Example 2: An HTTPS blog post loads an HTTP analytics or tag-manager script, triggering browser warnings and blocked execution, which can break consent banners, skew measurement, and hide performance issues behind incomplete data.

Mixed Content Checks During SEO Audits And Migrations

Mixed content moves from a security concern to an audit item when HTTPS pages quietly reference HTTP assets in templates, tags, or CDNs. In real environments, it surfaces as browser console warnings, blocked files, or inconsistent rendering across pages.

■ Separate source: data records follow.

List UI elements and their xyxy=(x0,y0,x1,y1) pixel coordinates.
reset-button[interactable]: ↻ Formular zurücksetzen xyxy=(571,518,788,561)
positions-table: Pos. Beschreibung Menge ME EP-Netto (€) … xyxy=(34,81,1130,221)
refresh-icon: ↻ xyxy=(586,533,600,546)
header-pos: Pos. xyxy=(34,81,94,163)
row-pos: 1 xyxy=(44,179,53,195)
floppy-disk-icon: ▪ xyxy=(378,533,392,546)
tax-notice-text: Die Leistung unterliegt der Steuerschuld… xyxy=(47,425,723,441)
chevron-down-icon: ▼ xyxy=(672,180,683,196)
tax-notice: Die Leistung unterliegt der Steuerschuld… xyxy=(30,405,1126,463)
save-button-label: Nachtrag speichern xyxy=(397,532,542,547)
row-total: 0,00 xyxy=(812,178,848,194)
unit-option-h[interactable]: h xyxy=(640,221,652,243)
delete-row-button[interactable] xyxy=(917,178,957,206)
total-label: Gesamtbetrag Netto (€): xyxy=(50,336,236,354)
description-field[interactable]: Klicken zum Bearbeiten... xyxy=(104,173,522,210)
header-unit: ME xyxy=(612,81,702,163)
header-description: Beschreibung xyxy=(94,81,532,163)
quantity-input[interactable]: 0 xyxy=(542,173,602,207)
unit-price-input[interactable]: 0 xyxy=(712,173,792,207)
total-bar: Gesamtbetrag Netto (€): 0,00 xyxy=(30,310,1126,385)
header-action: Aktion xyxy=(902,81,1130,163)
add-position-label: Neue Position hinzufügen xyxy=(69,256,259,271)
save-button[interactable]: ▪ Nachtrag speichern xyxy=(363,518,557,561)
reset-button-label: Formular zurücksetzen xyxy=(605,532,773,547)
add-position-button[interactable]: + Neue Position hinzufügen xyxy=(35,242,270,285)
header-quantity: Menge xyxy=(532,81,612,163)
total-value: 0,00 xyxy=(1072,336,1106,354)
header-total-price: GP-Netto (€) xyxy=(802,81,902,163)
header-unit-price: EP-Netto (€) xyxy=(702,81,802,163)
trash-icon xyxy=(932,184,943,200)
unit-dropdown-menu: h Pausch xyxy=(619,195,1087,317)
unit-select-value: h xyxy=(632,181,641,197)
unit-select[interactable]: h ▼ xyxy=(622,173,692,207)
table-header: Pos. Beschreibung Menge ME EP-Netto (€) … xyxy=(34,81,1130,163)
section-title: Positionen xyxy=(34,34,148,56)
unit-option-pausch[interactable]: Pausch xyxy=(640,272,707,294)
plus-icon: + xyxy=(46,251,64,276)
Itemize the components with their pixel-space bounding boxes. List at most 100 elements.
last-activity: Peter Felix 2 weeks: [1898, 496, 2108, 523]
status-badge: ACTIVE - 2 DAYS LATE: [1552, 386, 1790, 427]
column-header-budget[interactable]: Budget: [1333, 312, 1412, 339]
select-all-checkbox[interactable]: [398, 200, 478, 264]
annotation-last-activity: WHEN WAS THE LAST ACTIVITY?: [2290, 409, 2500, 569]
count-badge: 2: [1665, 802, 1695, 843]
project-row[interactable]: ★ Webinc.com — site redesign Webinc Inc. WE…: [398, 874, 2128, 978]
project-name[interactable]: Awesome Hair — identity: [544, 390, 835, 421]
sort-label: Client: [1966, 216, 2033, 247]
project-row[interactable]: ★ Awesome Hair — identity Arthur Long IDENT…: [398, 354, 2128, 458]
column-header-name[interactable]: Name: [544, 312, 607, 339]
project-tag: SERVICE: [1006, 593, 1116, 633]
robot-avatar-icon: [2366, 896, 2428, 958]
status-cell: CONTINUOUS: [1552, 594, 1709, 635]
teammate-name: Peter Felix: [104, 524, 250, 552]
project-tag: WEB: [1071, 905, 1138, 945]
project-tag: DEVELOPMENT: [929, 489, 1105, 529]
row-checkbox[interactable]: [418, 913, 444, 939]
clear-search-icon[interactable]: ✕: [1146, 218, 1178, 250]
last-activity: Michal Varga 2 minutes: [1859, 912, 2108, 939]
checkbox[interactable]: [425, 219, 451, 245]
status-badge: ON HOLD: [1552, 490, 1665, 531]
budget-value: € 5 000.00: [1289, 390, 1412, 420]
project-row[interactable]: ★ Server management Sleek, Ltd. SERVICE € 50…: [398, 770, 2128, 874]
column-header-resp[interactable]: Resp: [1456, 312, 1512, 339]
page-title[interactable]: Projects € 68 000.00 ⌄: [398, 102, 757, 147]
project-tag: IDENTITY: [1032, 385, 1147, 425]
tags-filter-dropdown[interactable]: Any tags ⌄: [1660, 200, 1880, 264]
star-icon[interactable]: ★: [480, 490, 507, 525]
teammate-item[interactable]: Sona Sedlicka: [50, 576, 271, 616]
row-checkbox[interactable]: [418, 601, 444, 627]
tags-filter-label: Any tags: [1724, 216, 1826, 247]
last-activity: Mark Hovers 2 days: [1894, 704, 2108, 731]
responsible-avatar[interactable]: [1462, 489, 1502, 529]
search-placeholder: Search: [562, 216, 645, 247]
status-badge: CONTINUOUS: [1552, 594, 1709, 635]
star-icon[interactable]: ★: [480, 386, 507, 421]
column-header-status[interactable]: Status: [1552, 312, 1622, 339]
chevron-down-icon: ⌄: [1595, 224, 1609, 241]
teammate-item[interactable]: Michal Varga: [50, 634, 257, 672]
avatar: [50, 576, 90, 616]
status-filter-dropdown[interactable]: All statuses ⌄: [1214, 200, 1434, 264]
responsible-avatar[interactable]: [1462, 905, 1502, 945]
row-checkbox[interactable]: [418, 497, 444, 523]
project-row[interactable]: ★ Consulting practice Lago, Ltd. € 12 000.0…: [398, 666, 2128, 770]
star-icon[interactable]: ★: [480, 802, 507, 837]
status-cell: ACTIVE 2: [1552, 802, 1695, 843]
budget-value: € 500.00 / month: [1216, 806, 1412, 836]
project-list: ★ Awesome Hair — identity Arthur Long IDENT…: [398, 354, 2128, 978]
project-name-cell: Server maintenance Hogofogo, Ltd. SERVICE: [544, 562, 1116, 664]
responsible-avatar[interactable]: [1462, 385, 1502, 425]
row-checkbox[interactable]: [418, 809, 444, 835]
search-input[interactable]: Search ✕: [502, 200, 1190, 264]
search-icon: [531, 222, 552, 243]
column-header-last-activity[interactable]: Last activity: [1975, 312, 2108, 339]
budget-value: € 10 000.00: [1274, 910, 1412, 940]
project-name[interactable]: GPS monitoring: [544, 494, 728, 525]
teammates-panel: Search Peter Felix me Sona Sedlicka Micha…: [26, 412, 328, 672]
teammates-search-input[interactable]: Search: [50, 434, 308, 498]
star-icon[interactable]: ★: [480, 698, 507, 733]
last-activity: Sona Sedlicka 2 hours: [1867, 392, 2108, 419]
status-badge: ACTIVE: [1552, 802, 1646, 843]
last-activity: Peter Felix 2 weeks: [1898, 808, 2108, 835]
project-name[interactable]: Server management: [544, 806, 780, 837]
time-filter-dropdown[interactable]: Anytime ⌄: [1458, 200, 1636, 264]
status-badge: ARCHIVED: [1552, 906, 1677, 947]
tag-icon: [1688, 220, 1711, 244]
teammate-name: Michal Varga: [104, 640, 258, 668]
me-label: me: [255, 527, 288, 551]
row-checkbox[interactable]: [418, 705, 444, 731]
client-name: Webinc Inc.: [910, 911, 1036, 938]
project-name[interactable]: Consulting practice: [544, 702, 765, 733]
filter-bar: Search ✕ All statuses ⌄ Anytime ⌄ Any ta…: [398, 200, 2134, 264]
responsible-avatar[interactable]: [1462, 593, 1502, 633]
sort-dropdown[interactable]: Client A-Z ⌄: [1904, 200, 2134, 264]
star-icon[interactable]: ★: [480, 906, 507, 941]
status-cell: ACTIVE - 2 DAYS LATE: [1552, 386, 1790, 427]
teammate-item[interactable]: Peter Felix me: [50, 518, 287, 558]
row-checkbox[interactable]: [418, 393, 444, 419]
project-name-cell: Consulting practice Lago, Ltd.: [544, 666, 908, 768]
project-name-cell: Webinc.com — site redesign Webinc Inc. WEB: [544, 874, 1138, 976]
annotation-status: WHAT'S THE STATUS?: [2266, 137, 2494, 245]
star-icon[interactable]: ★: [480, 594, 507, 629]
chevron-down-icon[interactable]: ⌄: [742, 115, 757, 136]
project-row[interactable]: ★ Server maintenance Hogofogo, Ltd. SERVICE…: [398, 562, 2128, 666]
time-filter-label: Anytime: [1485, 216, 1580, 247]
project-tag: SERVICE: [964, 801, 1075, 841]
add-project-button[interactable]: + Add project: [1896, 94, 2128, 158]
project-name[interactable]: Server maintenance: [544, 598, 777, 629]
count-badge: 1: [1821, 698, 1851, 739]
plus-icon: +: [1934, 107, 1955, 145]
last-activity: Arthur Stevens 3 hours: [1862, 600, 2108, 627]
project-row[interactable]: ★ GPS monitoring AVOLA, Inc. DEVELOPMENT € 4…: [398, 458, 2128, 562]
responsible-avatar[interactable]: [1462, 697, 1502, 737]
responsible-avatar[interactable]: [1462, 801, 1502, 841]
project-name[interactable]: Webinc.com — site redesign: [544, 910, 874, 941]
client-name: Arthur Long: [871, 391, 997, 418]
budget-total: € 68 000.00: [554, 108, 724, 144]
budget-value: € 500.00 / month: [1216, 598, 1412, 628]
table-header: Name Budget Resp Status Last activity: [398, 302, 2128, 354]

During SEO audits and migrations, checks focus on staging and production crawls that flag HTTP resource calls on HTTPS URLs, including redirects that end on HTTP. Findings often map to shared components like CMS themes, third-party scripts, and image pipelines, where one fix reduces risk across many pages.

FAQs About Mixed Content

Does mixed content always harm SEO rankings?

Not always directly, but it can break rendering, inflate layout shifts, and reduce trust, indirectly impacting indexing, engagement signals, and visibility.

How do crawlers handle pages with blocked assets?

If critical CSS or JS is blocked, crawlers may index an incomplete DOM, misread structured data, and under-evaluate content relevance and usability.

Why does mixed content persist after HTTPS migration?

Hardcoded HTTP URLs in templates, CMS fields, or third-party tags can survive redirects, continuing to request insecure resources despite HTTPS pages.

Which fixes reduce mixed content without regressions?

Update resource URLs to HTTPS, use protocol-relative only when necessary, correct CDN origins, and ensure server headers don’t rewrite secure links to HTTP.